Elle lui fait partager son rêve d’un vaste empire oriental. Marc Antoine l’épouse, sans pour autant répudier Octavie, sœur d’Octave, petit-neveu de César. Avant de devenir empereur sous le nom d’Auguste, Octave écrase Antoine et Cléopâtre lors d’une bataille navale à Actium, en Grèce, confirmant l’hégémonie romaine sur le bassin méditerranéen. Marc Antoine se suicide, de même que Cléopâtre, en se faisant mordre délibérément par un serpent venimeux.
Sorcière exotique ou victime offerte en pâmoison
On comprend comment une telle histoire, d’amour et de pouvoir dans l’Antiquité, à l’échelle transcontinentale, se perpétue dans l’imaginaire universel. L’exposition a pour but d’éclairer ce « mystère Cléopâtre » en fournissant des clés historiques. L’Égypte, contrée riche et fertile, est pour Rome un prodigieux objet de convoitise, d’autant plus qu’elle est entre les mains d’une femme, ici dépeinte en cheffe d’État avisée, dotée d’un fort sens politique.
Femme cultivée, à l’intersection des civilisations égyptienne, hellénistique et romaine, Cléopâtre pouvait être envisagée de plusieurs façons. Elle est successivement sorcière exotique pour les vainqueurs – en l’espèce les historiens zélateurs d’Octave-Auguste –, femme fatale et vamp’ orientale pour la vision patriarcale, victime offerte en pâmoison pour l’esprit romantique, et finalement, de nos jours, héroïne antique du féminisme.
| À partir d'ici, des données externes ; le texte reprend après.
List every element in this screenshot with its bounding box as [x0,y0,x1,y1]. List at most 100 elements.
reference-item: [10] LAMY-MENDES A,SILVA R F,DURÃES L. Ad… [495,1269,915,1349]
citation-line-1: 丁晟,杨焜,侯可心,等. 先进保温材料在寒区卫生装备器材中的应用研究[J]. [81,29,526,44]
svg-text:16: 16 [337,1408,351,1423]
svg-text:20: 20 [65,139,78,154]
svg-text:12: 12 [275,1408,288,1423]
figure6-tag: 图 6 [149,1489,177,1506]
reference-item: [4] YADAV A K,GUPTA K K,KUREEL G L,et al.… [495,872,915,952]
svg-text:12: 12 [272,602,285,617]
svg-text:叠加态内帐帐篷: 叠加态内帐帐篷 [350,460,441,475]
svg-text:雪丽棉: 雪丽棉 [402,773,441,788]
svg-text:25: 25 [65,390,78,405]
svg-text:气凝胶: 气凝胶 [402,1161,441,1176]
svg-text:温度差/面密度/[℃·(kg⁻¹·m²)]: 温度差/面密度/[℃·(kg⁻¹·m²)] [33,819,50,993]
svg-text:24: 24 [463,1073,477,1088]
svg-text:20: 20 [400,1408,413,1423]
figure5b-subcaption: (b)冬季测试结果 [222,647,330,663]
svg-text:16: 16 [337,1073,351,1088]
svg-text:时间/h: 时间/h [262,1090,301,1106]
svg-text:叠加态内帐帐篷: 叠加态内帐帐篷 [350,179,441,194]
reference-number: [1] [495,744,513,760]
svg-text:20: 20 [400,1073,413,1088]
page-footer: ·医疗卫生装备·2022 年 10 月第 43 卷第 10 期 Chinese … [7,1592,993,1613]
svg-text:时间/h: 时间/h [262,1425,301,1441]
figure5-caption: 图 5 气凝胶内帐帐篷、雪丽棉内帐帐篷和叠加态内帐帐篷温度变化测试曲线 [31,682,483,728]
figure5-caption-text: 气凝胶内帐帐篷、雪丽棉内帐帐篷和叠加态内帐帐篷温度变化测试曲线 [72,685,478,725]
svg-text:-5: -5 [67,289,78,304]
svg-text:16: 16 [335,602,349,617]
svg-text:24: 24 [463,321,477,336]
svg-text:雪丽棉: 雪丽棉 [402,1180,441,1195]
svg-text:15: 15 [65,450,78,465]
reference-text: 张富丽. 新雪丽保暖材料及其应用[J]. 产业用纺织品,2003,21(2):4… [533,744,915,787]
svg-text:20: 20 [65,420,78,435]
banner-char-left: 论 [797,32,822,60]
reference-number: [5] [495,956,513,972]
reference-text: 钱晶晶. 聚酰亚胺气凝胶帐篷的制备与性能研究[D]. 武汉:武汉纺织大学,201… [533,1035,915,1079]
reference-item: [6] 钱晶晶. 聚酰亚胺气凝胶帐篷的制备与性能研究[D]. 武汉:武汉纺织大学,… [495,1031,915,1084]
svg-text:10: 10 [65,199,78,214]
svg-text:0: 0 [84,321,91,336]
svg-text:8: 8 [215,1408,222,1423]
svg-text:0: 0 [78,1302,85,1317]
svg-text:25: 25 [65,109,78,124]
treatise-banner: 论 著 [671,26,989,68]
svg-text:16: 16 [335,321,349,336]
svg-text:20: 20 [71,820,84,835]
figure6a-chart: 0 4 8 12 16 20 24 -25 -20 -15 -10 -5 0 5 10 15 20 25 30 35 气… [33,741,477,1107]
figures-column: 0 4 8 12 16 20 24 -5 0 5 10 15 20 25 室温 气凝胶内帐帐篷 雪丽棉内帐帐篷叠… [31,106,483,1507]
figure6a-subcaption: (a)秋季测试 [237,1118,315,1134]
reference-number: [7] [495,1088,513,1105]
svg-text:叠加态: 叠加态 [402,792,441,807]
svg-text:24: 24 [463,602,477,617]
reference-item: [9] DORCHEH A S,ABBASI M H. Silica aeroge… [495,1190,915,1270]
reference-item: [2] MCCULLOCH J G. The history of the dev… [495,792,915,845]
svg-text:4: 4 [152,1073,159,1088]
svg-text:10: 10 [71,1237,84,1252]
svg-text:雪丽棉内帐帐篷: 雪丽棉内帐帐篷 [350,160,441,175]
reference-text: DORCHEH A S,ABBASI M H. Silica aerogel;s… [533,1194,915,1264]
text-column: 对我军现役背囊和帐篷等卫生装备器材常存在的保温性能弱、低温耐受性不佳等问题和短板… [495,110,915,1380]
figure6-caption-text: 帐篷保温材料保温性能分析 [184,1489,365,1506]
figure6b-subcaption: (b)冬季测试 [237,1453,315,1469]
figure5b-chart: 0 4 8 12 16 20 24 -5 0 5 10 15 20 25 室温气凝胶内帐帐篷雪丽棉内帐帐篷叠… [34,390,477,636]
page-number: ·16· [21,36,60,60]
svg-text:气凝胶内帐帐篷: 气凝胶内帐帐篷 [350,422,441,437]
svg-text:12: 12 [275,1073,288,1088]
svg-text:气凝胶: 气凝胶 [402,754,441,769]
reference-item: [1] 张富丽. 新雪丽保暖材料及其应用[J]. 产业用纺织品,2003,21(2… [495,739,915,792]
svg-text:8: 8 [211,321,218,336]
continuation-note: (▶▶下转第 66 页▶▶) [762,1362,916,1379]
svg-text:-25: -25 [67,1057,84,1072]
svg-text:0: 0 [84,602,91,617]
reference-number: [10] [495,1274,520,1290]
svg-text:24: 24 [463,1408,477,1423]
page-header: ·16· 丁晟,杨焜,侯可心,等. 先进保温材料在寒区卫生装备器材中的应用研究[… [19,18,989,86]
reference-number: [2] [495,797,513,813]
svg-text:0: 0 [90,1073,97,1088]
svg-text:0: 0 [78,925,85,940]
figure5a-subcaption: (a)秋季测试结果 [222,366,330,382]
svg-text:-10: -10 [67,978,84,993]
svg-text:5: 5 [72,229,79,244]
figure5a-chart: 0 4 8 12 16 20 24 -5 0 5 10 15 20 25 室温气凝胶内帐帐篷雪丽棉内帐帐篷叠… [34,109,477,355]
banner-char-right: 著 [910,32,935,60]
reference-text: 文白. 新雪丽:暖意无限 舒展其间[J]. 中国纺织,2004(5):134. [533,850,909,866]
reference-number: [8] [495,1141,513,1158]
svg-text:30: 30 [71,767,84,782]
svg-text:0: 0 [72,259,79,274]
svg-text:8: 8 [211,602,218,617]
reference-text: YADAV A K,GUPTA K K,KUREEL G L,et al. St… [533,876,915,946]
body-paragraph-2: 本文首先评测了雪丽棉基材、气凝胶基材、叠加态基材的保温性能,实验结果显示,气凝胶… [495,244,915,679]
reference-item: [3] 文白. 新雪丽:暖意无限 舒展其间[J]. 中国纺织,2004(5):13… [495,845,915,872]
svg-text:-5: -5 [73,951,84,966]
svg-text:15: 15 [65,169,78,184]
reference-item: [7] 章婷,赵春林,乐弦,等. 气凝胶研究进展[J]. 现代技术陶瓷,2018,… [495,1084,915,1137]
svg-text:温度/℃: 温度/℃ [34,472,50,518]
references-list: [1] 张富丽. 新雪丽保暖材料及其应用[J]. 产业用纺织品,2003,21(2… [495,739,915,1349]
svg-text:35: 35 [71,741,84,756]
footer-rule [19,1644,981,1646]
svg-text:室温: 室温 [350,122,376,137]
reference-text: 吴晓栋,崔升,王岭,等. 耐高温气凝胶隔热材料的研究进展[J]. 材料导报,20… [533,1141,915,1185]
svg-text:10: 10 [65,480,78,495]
Cléopâtre aura eu les traits de dizaines d’actrices
On ne sait, en vérité, si Cléopâtre était belle. Son profil, sur des pièces de monnaie d’époque, n’en apporte aucune preuve. Belle, il fallait pourtant que le fut cette tête couronnée pour séduire César, réputé bisexuel. Sa légende de séductrice a traversé plus de deux millénaires. Pascal, dans ses Pensées, n’a-t-il pas noté ces mots fameux : « Le nez de Cléopâtre, s’il eut été plus court, toute la face de la terre aurait changé » ?
De la Renaissance au XVIIIe siècle, sous le sceau d’Eros et Thanatos, peintres et sculpteurs ont rivalisé dans l’invention de sa vénusté tragique. Le relais sera assuré, haut la main, par les peintres du XIXe, en pleine égyptomanie. Viendra ensuite le théâtre, avec une Cléopâtre interprétée par Sarah Bernhardt en 1890, puis le cinéma. D’Hollywood à Cinecittà, Cléopâtre aura eu les traits de dizaines d’actrices, Liz Taylor en tête, dans le film de 1963 de Joseph Mankiewicz, projeté en fin de parcours. Mode, publicité, bande dessinée ne sont pas en reste. Des États-Unis, notamment, parviennent des œuvres destinées à bannir, enfin, le regard mâle sur le corps sacralisé de Cléopâtre.
- Jusqu’au 11 janvier 2026, à l’Institut du monde arabe, 1, rue des Fossés-Saint-Bernard, place Mohammed-V, Paris 5e.